Designing Failure Detectors and Idempotent APIs in Real Systems

Context

Grounded in notes from Models of distributed systems and practical experience building APIs that behave well under retries.

Modern services operate over unreliable networks and imperfect nodes. Two ideas quietly underpin reliable behavior at scale: failure detection and idempotency. This post bridges theory and production patterns you can ship.

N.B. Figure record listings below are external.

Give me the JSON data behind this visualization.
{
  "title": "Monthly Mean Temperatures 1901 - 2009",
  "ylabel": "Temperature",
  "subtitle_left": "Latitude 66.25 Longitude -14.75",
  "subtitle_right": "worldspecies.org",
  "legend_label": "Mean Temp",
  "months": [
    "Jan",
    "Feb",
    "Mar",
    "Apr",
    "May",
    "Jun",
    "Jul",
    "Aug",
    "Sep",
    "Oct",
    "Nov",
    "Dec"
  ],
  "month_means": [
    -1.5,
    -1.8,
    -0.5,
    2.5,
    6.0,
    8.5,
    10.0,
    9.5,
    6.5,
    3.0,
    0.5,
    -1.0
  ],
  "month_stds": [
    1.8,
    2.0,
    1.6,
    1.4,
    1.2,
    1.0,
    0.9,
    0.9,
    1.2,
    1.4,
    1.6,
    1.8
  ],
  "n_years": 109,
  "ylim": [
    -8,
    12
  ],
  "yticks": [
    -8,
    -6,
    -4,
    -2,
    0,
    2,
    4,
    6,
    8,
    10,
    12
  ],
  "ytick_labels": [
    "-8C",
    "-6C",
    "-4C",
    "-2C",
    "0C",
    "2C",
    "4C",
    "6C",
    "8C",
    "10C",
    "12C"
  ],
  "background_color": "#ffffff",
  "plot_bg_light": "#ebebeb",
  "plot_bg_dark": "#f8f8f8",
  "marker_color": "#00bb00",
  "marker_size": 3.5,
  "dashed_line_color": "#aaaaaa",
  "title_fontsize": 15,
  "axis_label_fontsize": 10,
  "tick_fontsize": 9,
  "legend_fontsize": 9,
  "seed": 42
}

Failure detection: from theory to production

System model awareness: Most prod systems are effectively partially-synchronous with fair-loss links and crash-recovery nodes. Design detectors accordingly.
Timeouts are not truth: A timeout doesn’t prove a crash; it indicates suspicion. Treat detectors as eventually perfect, not oracles.
Probe patterns:
- Heartbeats with adaptive timeouts (quantile-based per-peer RTTs).
- Gossip to spread suspicion; converge faster without centralized bottlenecks.
- Lease-based liveness for leaders; tie safety to expirations, not heartbeats alone.
Operational practices:
- Expose detector state (suspected, confirmed, cleared) and transitions in metrics/logs.
- Separate detection from action. Let higher layers decide to shed, reroute, or degrade.
- Use jittered backoff to avoid thundering herds during partitions.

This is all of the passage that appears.